Message from Ms Irina Bokova, Director-General of UNESCO, on the occasion of International Mother Language Day, 21 February 2015
19.02.2015
Inclusive Education through and with Language — Language Matters
2015 marks the 15th anniversary of International Mother Language Day – this is also a turning point year for the international community, as the deadline for the Millennium Development Goals, when countries will define a new global sustainable development agenda.
The focus for the post-2015 agenda must fall on the priority of advancing quality education for all — widening access, ensuring equality and inclusiveness, and promoting education for global citizenship and sustainable development. Education in the mother language is an essential part of achieving these goals — to facilitate learning and to bolster skills in reading, writing and mathematics. Taking this forward requires a sharper focus on teaching training, revisions of academic programmes and the creation of suitable learning environments.
UNESCO takes forward these goals across the world. In Latin America, with the United Nations Children’s Fund, UNESCO is promoting inclusive education through bilingual intercultural approaches, in order to include both native and non-native cultures. For the same reasons, the UNESCO Regional Bureau for Education in Asia and the Pacific, based in Bangkok, Thailand, is working to deepen understandings of multilingual education based on the mother tongue, across the region and further afield. Mother tongue education is force for quality learning – it is also essential to bolster multilingualism and respect for linguistic and cultural diversity in societies that are transforming quickly.

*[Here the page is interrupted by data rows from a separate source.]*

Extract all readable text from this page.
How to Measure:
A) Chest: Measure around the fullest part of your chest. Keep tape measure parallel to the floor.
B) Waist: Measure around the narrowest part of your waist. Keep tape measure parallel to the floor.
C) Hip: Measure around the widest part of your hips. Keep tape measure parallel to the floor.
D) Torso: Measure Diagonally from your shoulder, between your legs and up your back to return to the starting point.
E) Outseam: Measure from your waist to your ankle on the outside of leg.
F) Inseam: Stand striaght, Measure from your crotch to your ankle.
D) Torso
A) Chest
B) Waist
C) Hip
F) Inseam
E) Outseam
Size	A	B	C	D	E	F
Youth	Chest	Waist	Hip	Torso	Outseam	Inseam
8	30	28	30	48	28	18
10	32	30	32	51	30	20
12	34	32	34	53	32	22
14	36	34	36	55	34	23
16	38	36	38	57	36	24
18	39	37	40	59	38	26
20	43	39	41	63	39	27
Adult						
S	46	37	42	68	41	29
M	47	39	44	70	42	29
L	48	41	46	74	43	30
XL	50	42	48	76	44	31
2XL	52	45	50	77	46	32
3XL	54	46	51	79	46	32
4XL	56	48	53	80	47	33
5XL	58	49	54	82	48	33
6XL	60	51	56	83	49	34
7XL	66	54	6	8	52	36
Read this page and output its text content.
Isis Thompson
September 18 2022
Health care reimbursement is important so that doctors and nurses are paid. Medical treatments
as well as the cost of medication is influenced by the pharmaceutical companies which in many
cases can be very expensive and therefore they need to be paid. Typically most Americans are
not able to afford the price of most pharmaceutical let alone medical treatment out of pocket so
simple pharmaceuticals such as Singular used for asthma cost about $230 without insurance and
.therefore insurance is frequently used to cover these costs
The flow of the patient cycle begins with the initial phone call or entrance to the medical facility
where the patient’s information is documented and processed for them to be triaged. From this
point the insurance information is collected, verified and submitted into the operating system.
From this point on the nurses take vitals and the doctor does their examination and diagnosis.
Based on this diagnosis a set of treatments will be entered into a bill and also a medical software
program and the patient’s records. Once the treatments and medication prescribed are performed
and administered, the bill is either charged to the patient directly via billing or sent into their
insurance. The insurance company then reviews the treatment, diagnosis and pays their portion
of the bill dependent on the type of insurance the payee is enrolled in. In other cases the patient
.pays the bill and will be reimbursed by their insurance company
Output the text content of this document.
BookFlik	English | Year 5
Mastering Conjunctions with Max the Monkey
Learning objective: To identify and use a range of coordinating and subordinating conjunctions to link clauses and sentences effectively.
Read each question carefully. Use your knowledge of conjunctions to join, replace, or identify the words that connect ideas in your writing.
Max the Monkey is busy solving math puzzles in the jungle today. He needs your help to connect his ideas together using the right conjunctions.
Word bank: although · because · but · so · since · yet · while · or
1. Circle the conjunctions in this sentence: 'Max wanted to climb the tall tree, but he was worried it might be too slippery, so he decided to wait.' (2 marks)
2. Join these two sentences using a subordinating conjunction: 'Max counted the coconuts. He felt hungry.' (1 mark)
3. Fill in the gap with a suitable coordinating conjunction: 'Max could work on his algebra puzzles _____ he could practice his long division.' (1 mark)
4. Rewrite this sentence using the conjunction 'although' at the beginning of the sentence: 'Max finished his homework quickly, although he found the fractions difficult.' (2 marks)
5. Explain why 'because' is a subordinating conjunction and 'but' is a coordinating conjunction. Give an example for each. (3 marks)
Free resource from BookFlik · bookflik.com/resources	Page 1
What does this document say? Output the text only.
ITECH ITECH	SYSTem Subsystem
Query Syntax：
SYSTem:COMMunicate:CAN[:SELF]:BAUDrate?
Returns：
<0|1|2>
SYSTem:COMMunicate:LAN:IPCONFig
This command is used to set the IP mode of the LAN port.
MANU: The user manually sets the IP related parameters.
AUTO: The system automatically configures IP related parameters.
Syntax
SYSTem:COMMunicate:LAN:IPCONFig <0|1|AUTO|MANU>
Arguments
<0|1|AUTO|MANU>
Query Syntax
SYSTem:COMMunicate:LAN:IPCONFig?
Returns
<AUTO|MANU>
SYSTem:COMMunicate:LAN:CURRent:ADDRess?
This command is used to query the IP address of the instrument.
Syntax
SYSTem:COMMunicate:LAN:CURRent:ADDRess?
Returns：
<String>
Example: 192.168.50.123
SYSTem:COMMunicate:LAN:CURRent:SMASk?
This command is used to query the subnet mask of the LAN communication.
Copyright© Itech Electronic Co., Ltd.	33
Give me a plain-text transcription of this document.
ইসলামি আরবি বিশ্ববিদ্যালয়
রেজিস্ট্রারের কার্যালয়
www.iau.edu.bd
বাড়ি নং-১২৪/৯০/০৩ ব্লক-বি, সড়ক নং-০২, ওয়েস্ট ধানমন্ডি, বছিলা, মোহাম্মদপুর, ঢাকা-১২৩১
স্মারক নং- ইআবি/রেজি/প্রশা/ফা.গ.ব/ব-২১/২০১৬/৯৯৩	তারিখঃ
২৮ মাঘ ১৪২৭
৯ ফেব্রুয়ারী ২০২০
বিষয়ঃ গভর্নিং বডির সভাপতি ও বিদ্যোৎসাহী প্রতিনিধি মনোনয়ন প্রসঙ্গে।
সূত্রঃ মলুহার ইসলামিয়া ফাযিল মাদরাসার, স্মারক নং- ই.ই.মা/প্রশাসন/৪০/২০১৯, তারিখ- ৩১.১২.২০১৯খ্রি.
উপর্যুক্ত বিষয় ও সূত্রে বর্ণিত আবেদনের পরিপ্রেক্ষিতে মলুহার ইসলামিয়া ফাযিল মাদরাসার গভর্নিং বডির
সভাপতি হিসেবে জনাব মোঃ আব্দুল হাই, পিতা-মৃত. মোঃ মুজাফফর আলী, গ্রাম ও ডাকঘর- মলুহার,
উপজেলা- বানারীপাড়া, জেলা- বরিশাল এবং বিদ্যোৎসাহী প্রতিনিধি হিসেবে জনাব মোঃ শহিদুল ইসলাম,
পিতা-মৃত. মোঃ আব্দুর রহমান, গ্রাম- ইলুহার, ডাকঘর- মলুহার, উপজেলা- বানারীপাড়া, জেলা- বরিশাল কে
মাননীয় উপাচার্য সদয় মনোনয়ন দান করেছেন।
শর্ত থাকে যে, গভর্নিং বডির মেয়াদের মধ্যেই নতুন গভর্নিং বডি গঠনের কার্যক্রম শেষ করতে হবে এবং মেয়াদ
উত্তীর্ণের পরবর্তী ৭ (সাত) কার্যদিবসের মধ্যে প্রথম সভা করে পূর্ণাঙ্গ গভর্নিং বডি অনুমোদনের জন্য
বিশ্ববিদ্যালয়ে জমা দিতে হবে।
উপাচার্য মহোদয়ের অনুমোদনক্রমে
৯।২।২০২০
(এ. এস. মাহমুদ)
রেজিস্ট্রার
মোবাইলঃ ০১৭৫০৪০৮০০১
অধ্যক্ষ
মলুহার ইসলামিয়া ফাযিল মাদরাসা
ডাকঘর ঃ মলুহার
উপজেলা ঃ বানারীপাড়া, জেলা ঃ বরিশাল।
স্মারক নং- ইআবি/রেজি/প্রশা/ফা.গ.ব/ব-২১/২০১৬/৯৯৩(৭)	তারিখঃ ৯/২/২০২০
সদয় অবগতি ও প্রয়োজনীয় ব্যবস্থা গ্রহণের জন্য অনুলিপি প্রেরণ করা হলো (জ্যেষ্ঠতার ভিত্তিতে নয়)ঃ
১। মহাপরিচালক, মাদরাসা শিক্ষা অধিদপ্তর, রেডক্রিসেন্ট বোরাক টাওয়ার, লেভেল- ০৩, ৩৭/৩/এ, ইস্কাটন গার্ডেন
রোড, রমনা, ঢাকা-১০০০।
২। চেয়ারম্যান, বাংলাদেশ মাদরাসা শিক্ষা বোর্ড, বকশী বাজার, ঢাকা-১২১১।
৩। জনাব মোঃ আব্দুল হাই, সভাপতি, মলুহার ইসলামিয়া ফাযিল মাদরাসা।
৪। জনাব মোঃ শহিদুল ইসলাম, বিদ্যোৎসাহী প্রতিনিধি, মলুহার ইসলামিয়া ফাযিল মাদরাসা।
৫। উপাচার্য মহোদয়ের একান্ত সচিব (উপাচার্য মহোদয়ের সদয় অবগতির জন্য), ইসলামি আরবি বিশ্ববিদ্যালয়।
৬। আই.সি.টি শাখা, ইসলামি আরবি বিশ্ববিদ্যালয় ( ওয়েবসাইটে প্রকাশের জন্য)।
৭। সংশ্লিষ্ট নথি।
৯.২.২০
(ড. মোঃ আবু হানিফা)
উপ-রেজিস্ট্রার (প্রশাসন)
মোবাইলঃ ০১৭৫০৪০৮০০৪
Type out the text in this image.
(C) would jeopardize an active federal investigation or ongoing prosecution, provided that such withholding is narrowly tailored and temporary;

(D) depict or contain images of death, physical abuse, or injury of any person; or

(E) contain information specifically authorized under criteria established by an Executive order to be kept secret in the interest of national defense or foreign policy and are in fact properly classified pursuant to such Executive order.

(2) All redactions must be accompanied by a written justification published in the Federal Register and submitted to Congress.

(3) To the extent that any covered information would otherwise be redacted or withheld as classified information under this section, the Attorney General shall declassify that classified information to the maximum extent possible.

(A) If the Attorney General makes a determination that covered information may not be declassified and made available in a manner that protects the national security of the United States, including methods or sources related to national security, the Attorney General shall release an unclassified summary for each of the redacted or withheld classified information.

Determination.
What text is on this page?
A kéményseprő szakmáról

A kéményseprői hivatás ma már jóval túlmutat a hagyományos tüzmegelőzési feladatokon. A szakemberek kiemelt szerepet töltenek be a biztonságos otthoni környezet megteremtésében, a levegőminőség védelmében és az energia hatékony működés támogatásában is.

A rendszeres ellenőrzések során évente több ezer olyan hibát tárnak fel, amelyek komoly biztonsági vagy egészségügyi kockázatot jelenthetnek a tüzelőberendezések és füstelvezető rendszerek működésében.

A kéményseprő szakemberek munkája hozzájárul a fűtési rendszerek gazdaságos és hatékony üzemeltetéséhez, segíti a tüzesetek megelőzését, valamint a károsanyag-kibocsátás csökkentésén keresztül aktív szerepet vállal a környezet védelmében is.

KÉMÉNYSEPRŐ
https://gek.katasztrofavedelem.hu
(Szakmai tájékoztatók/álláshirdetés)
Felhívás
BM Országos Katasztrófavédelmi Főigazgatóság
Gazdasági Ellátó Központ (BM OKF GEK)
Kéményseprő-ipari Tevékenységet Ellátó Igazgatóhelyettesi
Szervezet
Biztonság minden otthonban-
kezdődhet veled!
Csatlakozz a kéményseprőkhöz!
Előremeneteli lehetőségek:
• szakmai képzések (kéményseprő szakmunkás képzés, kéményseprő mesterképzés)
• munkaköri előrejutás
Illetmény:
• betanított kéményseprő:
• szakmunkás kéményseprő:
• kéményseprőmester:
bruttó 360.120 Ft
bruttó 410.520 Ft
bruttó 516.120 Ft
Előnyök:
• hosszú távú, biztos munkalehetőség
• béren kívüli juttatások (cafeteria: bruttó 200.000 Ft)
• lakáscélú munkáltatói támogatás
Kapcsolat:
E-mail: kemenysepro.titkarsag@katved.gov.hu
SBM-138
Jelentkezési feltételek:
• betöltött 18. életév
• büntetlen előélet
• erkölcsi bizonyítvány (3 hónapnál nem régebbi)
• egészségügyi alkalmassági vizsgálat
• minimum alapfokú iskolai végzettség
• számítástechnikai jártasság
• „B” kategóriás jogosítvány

Since 2000, there has been tremendous progress to reach the goals of Education for All. Today, we must look ahead – to complete unfinished business and to tackle new challenges. International Mother Language Day is a moment for all of us to raise the flag for the importance of mother tongue to all educational efforts, to enhance the quality of learning and to reach the unreached. Every girl and boy, every woman and man must have the tools to participate fully in the lives of their societies – this is a basic human right and it is a force for the sustainability of all development.